Department of Physics, North Carolina State University, Raleigh, North Carolina 27695, USA.
Department of Physics, Duke University, Durham, North Carolina 27708, USA.
Phys Rev Lett. 2018 Oct 19;121(16):163404. doi: 10.1103/PhysRevLett.121.163404.

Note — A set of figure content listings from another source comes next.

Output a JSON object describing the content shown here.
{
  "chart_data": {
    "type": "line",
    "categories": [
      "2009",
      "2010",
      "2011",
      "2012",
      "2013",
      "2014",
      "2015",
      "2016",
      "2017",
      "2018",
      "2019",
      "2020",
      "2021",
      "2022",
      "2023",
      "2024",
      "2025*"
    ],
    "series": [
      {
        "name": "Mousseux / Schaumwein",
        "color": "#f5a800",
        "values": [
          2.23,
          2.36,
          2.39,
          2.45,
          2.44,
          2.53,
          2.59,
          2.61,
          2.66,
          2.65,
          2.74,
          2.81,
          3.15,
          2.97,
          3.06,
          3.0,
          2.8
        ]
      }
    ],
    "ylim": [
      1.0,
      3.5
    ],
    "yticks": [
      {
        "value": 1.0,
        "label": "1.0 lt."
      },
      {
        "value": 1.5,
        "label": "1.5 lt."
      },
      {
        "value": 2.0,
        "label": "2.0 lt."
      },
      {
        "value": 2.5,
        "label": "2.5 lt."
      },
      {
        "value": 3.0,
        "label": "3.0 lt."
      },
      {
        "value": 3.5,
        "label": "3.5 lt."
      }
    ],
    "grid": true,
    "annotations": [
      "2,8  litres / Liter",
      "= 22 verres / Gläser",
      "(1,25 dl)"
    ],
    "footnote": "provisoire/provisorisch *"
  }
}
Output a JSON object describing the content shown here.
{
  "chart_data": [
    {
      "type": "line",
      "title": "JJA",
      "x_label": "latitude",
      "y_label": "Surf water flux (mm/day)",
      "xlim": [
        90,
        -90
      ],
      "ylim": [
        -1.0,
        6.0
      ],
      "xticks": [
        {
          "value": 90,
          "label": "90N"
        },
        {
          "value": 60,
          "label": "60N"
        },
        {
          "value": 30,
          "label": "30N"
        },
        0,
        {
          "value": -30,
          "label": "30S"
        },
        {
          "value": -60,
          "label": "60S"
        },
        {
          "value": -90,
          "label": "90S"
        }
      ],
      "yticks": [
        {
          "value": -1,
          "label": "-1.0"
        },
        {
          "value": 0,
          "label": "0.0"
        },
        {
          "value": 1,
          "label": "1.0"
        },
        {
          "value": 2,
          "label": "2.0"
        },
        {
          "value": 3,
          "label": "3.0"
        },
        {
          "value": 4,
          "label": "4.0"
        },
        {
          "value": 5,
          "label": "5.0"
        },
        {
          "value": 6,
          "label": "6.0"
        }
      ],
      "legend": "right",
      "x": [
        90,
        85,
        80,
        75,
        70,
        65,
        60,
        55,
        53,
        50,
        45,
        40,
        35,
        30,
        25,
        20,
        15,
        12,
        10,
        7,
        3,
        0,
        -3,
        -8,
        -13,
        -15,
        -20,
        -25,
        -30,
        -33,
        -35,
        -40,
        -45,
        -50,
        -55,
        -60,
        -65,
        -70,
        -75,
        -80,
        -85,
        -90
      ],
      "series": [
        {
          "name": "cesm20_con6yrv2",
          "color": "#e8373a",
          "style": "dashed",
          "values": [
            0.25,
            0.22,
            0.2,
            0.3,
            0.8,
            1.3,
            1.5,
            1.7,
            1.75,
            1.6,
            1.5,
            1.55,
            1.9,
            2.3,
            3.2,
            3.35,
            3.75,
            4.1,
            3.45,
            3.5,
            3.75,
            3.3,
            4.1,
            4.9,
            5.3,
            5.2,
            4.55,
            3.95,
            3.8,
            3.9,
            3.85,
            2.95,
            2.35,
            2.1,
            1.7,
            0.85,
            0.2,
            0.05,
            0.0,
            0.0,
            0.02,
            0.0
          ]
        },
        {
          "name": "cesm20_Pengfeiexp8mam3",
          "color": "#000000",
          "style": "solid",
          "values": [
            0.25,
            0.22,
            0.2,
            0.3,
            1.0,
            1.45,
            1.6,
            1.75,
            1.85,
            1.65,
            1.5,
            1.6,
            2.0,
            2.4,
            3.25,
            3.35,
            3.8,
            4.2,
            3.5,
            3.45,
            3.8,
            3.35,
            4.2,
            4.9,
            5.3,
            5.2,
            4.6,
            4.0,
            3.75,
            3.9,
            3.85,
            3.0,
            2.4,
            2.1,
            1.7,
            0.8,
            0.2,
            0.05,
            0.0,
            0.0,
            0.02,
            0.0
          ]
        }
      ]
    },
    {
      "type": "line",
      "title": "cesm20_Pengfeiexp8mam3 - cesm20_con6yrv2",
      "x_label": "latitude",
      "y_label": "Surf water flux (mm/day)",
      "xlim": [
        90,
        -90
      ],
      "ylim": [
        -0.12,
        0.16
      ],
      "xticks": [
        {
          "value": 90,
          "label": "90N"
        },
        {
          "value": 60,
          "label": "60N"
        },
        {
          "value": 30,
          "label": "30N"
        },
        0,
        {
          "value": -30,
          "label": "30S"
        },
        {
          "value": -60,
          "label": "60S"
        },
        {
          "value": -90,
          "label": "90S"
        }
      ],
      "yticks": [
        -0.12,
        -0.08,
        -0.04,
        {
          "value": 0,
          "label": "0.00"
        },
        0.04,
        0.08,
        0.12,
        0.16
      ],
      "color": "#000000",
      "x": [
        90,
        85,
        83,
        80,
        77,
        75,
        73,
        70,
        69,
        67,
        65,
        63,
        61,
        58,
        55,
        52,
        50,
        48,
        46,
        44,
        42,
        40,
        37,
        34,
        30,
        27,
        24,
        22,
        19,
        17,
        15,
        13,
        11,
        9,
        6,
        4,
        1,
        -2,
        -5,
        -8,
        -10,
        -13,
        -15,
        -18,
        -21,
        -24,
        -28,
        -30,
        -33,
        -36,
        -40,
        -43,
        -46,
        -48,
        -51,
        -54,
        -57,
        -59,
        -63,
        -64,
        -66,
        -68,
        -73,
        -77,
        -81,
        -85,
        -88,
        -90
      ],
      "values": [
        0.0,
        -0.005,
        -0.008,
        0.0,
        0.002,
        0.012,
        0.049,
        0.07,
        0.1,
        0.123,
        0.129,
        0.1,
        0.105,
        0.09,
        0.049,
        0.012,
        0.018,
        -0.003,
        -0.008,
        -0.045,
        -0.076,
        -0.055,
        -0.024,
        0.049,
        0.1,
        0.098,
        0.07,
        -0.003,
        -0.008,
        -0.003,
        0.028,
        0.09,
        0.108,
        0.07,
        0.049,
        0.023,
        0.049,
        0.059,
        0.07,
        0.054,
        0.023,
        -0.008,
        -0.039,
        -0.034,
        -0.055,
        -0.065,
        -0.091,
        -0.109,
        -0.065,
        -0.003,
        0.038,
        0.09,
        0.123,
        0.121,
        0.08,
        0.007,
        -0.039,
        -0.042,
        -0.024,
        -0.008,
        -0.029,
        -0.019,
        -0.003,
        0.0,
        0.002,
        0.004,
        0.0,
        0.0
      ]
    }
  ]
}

Optical control enables new high resolution probes of narrow collisional (Feshbach) resonances, which are strongly dependent on the relative momentum of colliding atom pairs, and important for simulating neutron matter with ultracold atomic gases. We demonstrate a two-field optical vernier, which expands kHz (mG) magnetic field detunings near a narrow resonance into MHz optical field detunings, enabling precise control and characterization of the momentum-dependent scattering amplitude. Two-photon loss spectra are measured for the narrow resonance in ^{6}Li, revealing rich structure in very good agreement with our theoretical model. However, anomalous overall frequency shifts between the measured and predicted two-photon spectra are not yet explained.
光学控制使得对狭窄碰撞(Feshbach)共振的新高分辨率探测成为可能,这些共振强烈依赖于碰撞原子对的相对动量,对于使用超冷原子气体模拟中子物质非常重要。我们展示了一种双场光学游标,它将 kHz(mG)磁场失谐扩展到 MHz 光场失谐附近,从而能够精确控制和表征与动量相关的散射幅度。我们测量了 ^{6}Li 中狭窄共振的双光子损耗谱,发现与我们的理论模型非常吻合的丰富结构。然而,测量和预测的双光子谱之间的异常整体频率位移尚未得到解释。